England wasted a magnificent chance to double their lead just before halftime. A superb through ball from Jordan Henderson founded Raheem Sterling unmarked and in the clear. Fortunately for Sweden keeper Robin Olsen reached a hand to deflect the ball and Sterling’s eventual shot was scrambled for a corner.

Sweden created another equalising opportunity immediately after the interbal but Berg’s downward header was pushed away brilliantly by ickford, diving to his left. It probed a doubly crcial save becausr England then extended their lead just before the hour.

A sustained spell of England pressure ended with Kieran Trippier pushing the ball back to Jesse Lingard whose angled lob was headed decisively home to Dele Alli at the far post.

Sharp saves

Sweden were still not right out of it. Pickford saved sharply from Victor Claesson and then tipped a shot-on-the-turn from Berg over his crossbar.

Had the Swedes scored then the game could have taken a desperate turn for England, the third-youngest squad to come to Russia. But Maguire and John Stones were solid in the centre of defence, Trippier and Young were aggressively positive as wingbacks and Sterling was always an attacking nuisance for Sweden even if nothing ever quite came off for him.

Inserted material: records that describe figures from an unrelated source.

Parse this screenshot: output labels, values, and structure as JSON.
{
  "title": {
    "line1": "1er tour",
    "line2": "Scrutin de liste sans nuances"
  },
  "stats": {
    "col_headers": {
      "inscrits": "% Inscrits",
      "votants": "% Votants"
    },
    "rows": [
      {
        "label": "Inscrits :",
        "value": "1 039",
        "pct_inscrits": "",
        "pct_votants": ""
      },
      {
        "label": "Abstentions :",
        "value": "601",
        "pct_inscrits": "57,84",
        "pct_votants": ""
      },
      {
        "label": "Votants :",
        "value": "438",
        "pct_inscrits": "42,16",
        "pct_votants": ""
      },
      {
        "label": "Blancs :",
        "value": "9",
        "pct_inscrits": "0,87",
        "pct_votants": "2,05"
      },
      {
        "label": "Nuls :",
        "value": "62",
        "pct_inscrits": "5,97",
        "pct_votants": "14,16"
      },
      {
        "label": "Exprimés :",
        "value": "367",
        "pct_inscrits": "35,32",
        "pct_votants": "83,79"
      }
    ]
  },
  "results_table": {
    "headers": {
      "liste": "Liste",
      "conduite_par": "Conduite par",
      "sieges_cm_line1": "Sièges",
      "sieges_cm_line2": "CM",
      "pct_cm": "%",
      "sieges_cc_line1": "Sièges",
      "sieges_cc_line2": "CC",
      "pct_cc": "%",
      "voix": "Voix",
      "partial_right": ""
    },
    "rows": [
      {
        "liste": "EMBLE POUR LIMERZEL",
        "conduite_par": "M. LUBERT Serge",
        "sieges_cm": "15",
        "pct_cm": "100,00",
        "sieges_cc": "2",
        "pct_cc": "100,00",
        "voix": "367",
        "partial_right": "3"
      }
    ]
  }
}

Pickford, already the hero of the shootout victory over Colombia in the second round, said: “We knew it was going to be difficult, we knew we had to bring our A-game. Our fans are different class. We enjoy playing and when the fans are like that it makes us very relaxed.

“The last time England were in a semi-final was 1990 and I wasn’t born then. We can go and create our own history.”